I don’t have any visions of “fame” in her future (or mine). We wouldn’t do a television show unless they were willing to pay for Anna’s first semester in medical school.

I just don’t want to hold her back. If she wants to be famous, then I’ll do everything in my power to help her reach her goals. But as of now, she wants to be a doctor and I am more than fine with that.

4 Responses to Don’t Judge Me, I’m A Pageant Mama

  1. I love your honesty. And so long as your daughter enjoys it and it doesn’t cross any lines that make you or your husband uncomfortable, then why not? As mamas, we all do plenty of things we’d otherwise like to avoid to make sure our kids are happy and to cater to their wants. Especially things we swore we’d never do before we had kids. :-)

  2. i went to high school with Bonnie, and we’ve been facebook friends for many years since. it makes me so happy to see her posts about Anna and the pageants!
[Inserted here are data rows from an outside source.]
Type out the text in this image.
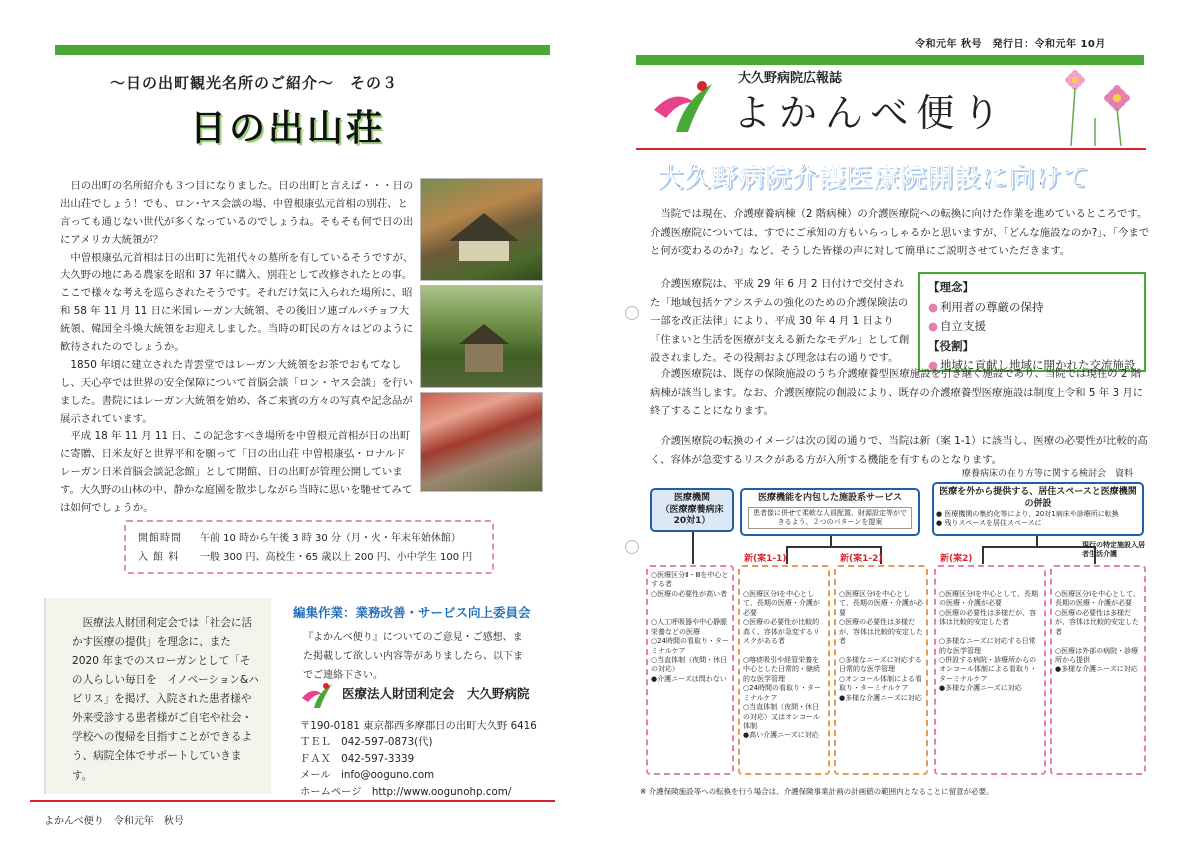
〜日の出町観光名所のご紹介〜　その３
日の出山荘

日の出町の名所紹介も３つ目になりました。日の出町と言えば・・・日の出山荘でしょう！でも、ロン･ヤス会談の場、中曽根康弘元首相の別荘、と言っても通じない世代が多くなっているのでしょうね。そもそも何で日の出にアメリカ大統領が？

中曽根康弘元首相は日の出町に先祖代々の墓所を有しているそうですが、大久野の地にある農家を昭和 37 年に購入、別荘として改修されたとの事。ここで様々な考えを巡らされたそうです。それだけ気に入られた場所に、昭和 58 年 11 月 11 日に米国レーガン大統領、その後旧ソ連ゴルバチョフ大統領、韓国全斗煥大統領をお迎えしました。当時の町民の方々はどのように歓待されたのでしょうか。

1850 年頃に建立された青雲堂ではレーガン大統領をお茶でおもてなしし、天心亭では世界の安全保障について首脳会談「ロン・ヤス会談」を行いました。書院にはレーガン大統領を始め、各ご来賓の方々の写真や記念品が展示されています。

平成 18 年 11 月 11 日、この記念すべき場所を中曽根元首相が日の出町に寄贈、日米友好と世界平和を願って「日の出山荘 中曽根康弘・ロナルド レーガン日米首脳会談記念館」として開館、日の出町が管理公開しています。大久野の山林の中、静かな庭園を散歩しながら当時に思いを馳せてみては如何でしょうか。

開館時間	午前 10 時から午後 3 時 30 分（月・火・年末年始休館）
入 館 料	一般 300 円、高校生・65 歳以上 200 円、小中学生 100 円

医療法人財団利定会では「社会に活かす医療の提供」を理念に、また 2020 年までのスローガンとして「その人らしい毎日を　イノベーション&ハビリス」を掲げ、入院された患者様や外来受診する患者様がご自宅や社会・学校への復帰を目指すことができるよう、病院全体でサポートしていきます。

編集作業：業務改善・サービス向上委員会
『よかんべ便り』についてのご意見・ご感想、また掲載して欲しい内容等がありましたら、以下までご連絡下さい。
医療法人財団利定会　大久野病院
〒190-0181 東京都西多摩郡日の出町大久野 6416
ＴＥＬ　042-597-0873(代)
ＦＡＸ　042-597-3339
メール　info@ooguno.com
ホームページ　http://www.oogunohp.com/
よかんべ便り　令和元年　秋号
令和元年 秋号　発行日：令和元年 10月
大久野病院広報誌
よかんべ便り
大久野病院介護医療院開設に向けて

当院では現在、介護療養病棟（2 階病棟）の介護医療院への転換に向けた作業を進めているところです。介護医療院については、すでにご承知の方もいらっしゃるかと思いますが、「どんな施設なのか?」、「今までと何が変わるのか?」など、そうした皆様の声に対して簡単にご説明させていただきます。

介護医療院は、平成 29 年 6 月 2 日付けで交付された「地域包括ケアシステムの強化のための介護保険法の一部を改正法律」により、平成 30 年 4 月 1 日より「住まいと生活を医療が支える新たなモデル」として創設されました。その役割および理念は右の通りです。

【理念】
● 利用者の尊厳の保持
● 自立支援
【役割】
● 地域に貢献し地域に開かれた交流施設

介護医療院は、既存の保険施設のうち介護療養型医療施設を引き継ぐ施設であり、当院では現在の 2 階病棟が該当します。なお、介護医療院の創設により、既存の介護療養型医療施設は制度上令和 5 年 3 月に終了することになります。

介護医療院の転換のイメージは次の図の通りで、当院は新（案 1-1）に該当し、医療の必要性が比較的高く、容体が急変するリスクがある方が入所する機能を有すものとなります。

療養病床の在り方等に関する検討会　資料
医療機関
（医療療養病床 20対1）
医療機能を内包した施設系サービス
患者像に併せて柔軟な人員配置、財源設定等ができるよう、２つのパターンを提案
医療を外から提供する、居住スペースと医療機関の併設
● 医療機関の集約化等により、20対1病床や診療所に転換
● 残りスペースを居住スペースに
○医療区分Ⅱ・Ⅲを中心とする者
○医療の必要性が高い者

○人工呼吸器や中心静脈栄養などの医療
○24時間の看取り・ターミナルケア
○当直体制（夜間・休日の対応）
●介護ニーズは問わない

新(案1-1)

○医療区分Ⅰを中心として、長期の医療・介護が必要
○医療の必要性が比較的高く、容体が急変するリスクがある者

○喀痰吸引や経管栄養を中心とした日常的・継続的な医学管理
○24時間の看取り・ターミナルケア
○当直体制（夜間・休日の対応）又はオンコール体制
●高い介護ニーズに対応

新(案1-2)

○医療区分Ⅰを中心として、長期の医療・介護が必要
○医療の必要性は多様だが、容体は比較的安定した者

○多様なニーズに対応する日常的な医学管理
○オンコール体制による看取り・ターミナルケア
●多様な介護ニーズに対応

新(案2)

○医療区分Ⅰを中心として、長期の医療・介護が必要
○医療の必要性は多様だが、容体は比較的安定した者

○多様なニーズに対応する日常的な医学管理
○併設する病院・診療所からのオンコール体制による看取り・ターミナルケア
●多様な介護ニーズに対応

現行の特定施設入居者生活介護

○医療区分Ⅰを中心として、長期の医療・介護が必要
○医療の必要性は多様だが、容体は比較的安定した者

○医療は外部の病院・診療所から提供
●多様な介護ニーズに対応

※ 介護保険施設等への転換を行う場合は、介護保険事業計画の計画値の範囲内となることに留意が必要。
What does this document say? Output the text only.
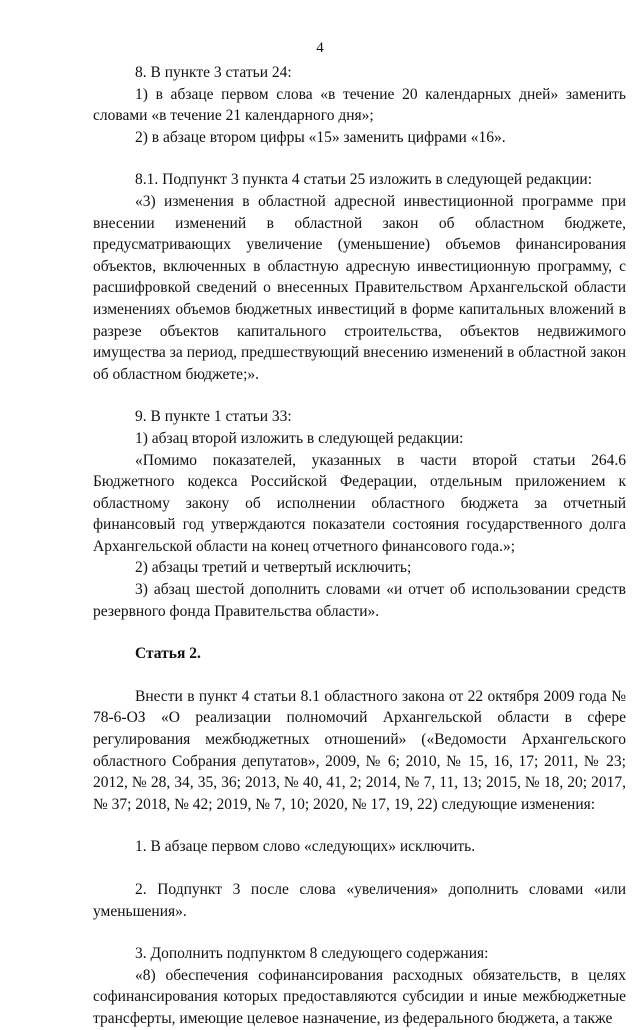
4

8. В пункте 3 статьи 24:

1) в абзаце первом слова «в течение 20 календарных дней» заменить словами «в течение 21 календарного дня»;

2) в абзаце втором цифры «15» заменить цифрами «16».

8.1. Подпункт 3 пункта 4 статьи 25 изложить в следующей редакции:

«3) изменения в областной адресной инвестиционной программе при внесении изменений в областной закон об областном бюджете, предусматривающих увеличение (уменьшение) объемов финансирования объектов, включенных в областную адресную инвестиционную программу, с расшифровкой сведений о внесенных Правительством Архангельской области изменениях объемов бюджетных инвестиций в форме капитальных вложений в разрезе объектов капитального строительства, объектов недвижимого имущества за период, предшествующий внесению изменений в областной закон об областном бюджете;».

9. В пункте 1 статьи 33:

1) абзац второй изложить в следующей редакции:

«Помимо показателей, указанных в части второй статьи 264.6 Бюджетного кодекса Российской Федерации, отдельным приложением к областному закону об исполнении областного бюджета за отчетный финансовый год утверждаются показатели состояния государственного долга Архангельской области на конец отчетного финансового года.»;

2) абзацы третий и четвертый исключить;

3) абзац шестой дополнить словами «и отчет об использовании средств резервного фонда Правительства области».

Статья 2.

Внести в пункт 4 статьи 8.1 областного закона от 22 октября 2009 года № 78-6-ОЗ «О реализации полномочий Архангельской области в сфере регулирования межбюджетных отношений» («Ведомости Архангельского областного Собрания депутатов», 2009, № 6; 2010, № 15, 16, 17; 2011, № 23; 2012, № 28, 34, 35, 36; 2013, № 40, 41, 2; 2014, № 7, 11, 13; 2015, № 18, 20; 2017, № 37; 2018, № 42; 2019, № 7, 10; 2020, № 17, 19, 22) следующие изменения:

1. В абзаце первом слово «следующих» исключить.

2. Подпункт 3 после слова «увеличения» дополнить словами «или уменьшения».

3. Дополнить подпунктом 8 следующего содержания:

«8) обеспечения софинансирования расходных обязательств, в целях софинансирования которых предоставляются субсидии и иные межбюджетные трансферты, имеющие целевое назначение, из федерального бюджета, а также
Bonnie is always so proud of whatever latest costume she’s created for her and after the pageants always posts pics and lets us know how well Anna did (regardless of how high she ranked), and in every picture of Anna in her pageant stuff, you can see the glow of self esteem washed over her tiny, beautiful face. i feel like such a sap, because it actually brings me to tears to see such a happy, self confident little girl. i’ve yet to have the privilege of even meeting Anna, but have followed her antics and shenanigans for the past few years through Bonnie’s facebook posts and have come to view that child as a tiny kindred spirit. Bonnie is a kick-ass mom who does everything for the benefit of her children. never would she take advantage of or exploit them for her own gain and the fact that even one person accused her of such a thing infuriates me! i say keep it up Bonnie!! you’re doing a wonderful thing.

  3. I admit, after seeing the “reality” shows about pagents, it’s hard not to judge, but this gave me a different perspective. I’m glad not all pagents are like those on TV, and think they can be a valuable tool in developing social skills. Thanks for writing this!

  4. It’s nice to get a real glimpse of what child pageants can really be about instead of just the exaggerated tv versions highlighting the worst examples.